We do not see a decline yet, but a slowdown of growth, particularly in the advanced economies, which will inevitably have a dampening effect on Heidelberg's progress. Fortunately, our high order backlog should provide some cushioning throughout the year, giving us hope for a relatively stable top line. In addition, there are slight signs of recovery in China as customers responded at the Print China trade fair positively. Geopolitical tensions are creating considerable uncertainty about the global economic outlook, which could affect us in various ways. This brings me to the guidance for the new fiscal year. Taking into account the just discussed risks and opportunities, we forecast our sales for the fiscal year 2023, 2024 to be at the level of the previous year.
We would like to inform you that we will report an EBITDA that is adjusted for non-recurring items in the future. That's a change to what we did in the past. This adjustment is intended to increase transparency and provide you with a clearer understanding of the company's operating performance. However, the operating EBITDA margin is also expected to be in line with last year. Last year, the EBITDA, the corrected EBITDA margin, was at 7.2%. This is broadly in line with the overall market, which also expects earnings to be flat year-on-year. Going forward, we will no longer provide net income guidance as the operating is already reflected in the adjusted EBITDA margin. Additionally, the net income is highly dependent on the discount rate for pension obligations, which is simply beyond our control.

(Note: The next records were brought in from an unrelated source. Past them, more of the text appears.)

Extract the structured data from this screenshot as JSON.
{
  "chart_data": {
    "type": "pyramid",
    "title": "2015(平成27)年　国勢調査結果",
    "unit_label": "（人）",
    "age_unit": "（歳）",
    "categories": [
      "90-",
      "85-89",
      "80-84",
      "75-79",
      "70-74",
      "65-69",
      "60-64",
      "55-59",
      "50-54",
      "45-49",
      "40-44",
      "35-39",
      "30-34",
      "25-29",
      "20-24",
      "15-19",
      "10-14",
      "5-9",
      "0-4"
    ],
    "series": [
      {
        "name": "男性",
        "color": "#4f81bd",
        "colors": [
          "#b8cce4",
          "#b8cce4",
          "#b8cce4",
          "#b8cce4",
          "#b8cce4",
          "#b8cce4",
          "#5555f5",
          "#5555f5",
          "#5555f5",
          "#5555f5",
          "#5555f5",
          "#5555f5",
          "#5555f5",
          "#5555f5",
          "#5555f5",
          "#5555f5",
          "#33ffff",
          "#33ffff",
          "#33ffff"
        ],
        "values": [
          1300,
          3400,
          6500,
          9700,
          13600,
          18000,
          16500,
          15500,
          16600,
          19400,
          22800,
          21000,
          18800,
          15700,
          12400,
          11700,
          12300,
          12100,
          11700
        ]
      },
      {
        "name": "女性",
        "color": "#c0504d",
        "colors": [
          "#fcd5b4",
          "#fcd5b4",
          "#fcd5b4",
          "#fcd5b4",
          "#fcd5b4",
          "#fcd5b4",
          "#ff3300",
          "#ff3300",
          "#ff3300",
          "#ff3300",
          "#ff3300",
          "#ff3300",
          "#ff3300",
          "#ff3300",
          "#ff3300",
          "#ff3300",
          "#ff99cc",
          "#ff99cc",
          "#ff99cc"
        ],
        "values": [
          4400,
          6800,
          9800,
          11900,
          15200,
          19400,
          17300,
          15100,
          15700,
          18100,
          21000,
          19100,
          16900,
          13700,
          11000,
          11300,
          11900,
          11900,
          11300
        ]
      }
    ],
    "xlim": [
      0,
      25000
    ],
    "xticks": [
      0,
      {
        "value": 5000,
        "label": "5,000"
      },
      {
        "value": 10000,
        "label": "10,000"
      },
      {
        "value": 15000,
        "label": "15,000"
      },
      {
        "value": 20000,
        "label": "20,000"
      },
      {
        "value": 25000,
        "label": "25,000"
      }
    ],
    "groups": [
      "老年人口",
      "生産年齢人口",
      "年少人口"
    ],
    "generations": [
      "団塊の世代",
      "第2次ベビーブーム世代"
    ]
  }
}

That brings us to the last slide. I would like to reiterate three key takeaways before we open the floor for your questions. First, it is important to acknowledge that the macroeconomic environment remains to be challenging. However, despite these uncertainties, we are demonstrating stability and resilience as we strive to maintain the positive result which we achieved last year. Secondly, the primary challenge we face this fiscal year is to effectively manage and absorb cost increases. Thirdly, we have initiated a comprehensive value creation program in order to improve our profitability level sustainably and to expand our headroom for future investments. Dear colleagues, thank you very much for your attention.